Pulled plastic from the edges of the skin along the rivet lines |
The next step was to mark the rivet hole locations on the top skin.
24 rivet hole locations marked |
The remaining holes in the aluminum angle and bottom skin were match drilled using the top skin as a guide. Once all holes were drilled the 3 pieces were clecoed together.
All holes drilled... |
...and pieces clecoed |
The next step was to debur all holes and edges, and dimple the holes that would hold flush rivets.
To adjust the DRDT-2 after inserting a new dimple die set, adjust threads until dies meet and keep turning until full downward extension of the handle causes DRDT-2 top frame to flex up about 1/8". Make sure to secure threaded bolt in position with jam nut.
I was planning to edge form the top skin edge that overlaps the bottom skin, but I forgot to do it before dimpling the top skin holes. Once the top skin holes were dimpled, it was impossible to run the edge forming tool along the edge. Next time I'll need to remember that dimpling should be the penultimate step before (priming and) riveting, and all else should be done beforehand.
Everything deburred and holes dimpled |
A few holes had to be countersunk on the aluminum angle to accept dimples for flush rivets. It took a little time to figure out how best to adjust the countersink cage, but I think I got it now. Check out the lessons learned below!
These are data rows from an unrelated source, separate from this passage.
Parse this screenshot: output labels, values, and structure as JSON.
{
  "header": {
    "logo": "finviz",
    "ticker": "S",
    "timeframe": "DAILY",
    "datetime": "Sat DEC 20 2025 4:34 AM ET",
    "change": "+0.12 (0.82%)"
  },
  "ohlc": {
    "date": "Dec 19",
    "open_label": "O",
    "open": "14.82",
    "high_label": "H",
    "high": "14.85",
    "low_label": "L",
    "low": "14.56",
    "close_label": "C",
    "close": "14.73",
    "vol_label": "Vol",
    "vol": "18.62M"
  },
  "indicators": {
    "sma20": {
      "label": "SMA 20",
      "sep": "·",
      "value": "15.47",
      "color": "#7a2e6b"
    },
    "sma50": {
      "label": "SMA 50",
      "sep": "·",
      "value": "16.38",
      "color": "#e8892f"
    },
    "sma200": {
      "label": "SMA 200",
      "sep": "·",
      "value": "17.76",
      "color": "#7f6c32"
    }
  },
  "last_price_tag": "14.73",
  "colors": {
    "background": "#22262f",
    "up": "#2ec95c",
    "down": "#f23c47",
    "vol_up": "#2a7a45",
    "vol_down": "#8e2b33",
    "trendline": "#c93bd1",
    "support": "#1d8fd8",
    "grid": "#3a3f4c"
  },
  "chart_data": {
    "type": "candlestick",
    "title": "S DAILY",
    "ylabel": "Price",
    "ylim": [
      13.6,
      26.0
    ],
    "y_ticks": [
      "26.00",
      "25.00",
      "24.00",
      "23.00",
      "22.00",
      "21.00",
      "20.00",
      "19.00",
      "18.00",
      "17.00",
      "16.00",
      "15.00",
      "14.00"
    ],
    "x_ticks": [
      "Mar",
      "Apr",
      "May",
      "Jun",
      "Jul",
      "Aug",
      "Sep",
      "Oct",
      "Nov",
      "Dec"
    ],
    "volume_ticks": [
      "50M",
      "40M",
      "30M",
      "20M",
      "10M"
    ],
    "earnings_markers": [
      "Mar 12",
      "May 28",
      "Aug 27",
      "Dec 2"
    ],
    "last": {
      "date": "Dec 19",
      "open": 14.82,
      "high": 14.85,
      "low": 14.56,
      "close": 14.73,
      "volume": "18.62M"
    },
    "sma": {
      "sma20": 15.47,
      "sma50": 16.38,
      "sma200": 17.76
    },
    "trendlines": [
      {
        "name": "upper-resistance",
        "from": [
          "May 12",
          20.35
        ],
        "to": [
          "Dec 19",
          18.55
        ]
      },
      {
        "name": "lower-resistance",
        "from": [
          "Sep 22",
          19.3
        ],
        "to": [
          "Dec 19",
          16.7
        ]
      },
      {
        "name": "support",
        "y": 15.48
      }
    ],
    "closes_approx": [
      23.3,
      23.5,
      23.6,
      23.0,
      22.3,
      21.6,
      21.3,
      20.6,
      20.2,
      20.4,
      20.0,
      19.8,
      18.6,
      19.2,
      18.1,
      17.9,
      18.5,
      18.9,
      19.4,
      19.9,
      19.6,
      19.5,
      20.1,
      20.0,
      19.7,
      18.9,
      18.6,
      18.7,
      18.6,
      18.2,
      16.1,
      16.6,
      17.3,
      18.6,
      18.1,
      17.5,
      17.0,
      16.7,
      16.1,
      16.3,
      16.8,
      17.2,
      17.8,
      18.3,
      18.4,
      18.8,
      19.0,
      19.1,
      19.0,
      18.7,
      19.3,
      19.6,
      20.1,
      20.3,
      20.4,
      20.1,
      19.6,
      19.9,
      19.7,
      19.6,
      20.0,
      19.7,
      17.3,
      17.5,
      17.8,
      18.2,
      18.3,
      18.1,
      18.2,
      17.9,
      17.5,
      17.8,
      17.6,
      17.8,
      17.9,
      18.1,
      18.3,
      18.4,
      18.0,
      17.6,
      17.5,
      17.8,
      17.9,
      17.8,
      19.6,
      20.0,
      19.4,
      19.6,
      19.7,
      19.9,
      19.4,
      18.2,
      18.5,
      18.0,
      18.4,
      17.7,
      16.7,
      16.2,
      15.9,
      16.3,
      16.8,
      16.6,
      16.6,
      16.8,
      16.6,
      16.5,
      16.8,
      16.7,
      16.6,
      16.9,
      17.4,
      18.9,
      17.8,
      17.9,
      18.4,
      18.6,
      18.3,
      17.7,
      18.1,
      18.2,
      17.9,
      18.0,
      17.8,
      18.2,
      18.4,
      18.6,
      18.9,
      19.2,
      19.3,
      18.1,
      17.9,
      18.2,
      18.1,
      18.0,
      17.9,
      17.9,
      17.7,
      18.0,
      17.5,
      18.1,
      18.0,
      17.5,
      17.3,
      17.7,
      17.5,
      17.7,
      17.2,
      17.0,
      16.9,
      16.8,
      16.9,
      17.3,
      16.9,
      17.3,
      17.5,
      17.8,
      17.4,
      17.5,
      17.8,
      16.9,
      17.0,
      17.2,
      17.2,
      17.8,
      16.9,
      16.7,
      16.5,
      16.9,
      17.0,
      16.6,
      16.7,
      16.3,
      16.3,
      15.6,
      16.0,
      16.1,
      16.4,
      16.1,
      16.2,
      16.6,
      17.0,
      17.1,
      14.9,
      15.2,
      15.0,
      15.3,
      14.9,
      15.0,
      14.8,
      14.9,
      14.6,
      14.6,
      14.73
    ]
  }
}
Countersunk holes for 1/8" rivets |
Assembly clecoed together, ready for riveting |
The final step was to rivet everything together using a variety of rivets including pulled rivets, flush rivets, universal rivets, 1/8" and 3/32" rivets. All went together nicely, but 1/8" rivets took significantly longer to set that 3/32" rivets at slightly higher psi. The bench vise helped immensely in keeping everything stable and secure as I bucked rivets.
Also, the Aircraft Tool Supply pneumatic rivet puller I purchased from Aircraft Spruce worked beautifully, and is much easier to use than the manual rivet puller.
Skins riveted together using 3/32" flush rivets |
All rivets set! |
Aluminum angle was. attached using a variety of 1/8" rivets |
Lessons learned
- If you need to form (crease) an edge, make sure to use edge forming tool prior to dimpling, otherwise dimples get in the way.
- To drill #30 holes into a sheet of aluminum, start by drilling #40 holes and then upsize to #30. It is easier to get consistent accurate hole placement this way.
- Use wood at least 1" thick as a drill block to reduce chances of drilling into workbench.
- Ensure that dimples in a countersunk hole are fully seated. If needed, deepen the countersink as necessary.
- To adjust countersink cage, only rotate front part of cage keeping all other parts stationary, otherwise you will get unpredictable results. With the bottom of the cage facing away from you, rotate the front (bottom) counter-clockwise to increase the depth of cut, and clockwise to decrease the depth of cut.
- 1/8" rivets take much longer to set (buck) and need a higher riveting gun psi (1-2 notches) than 3/32" rivets. Get some gloves to wear as tungsten bucking bar digs into palms while riveting.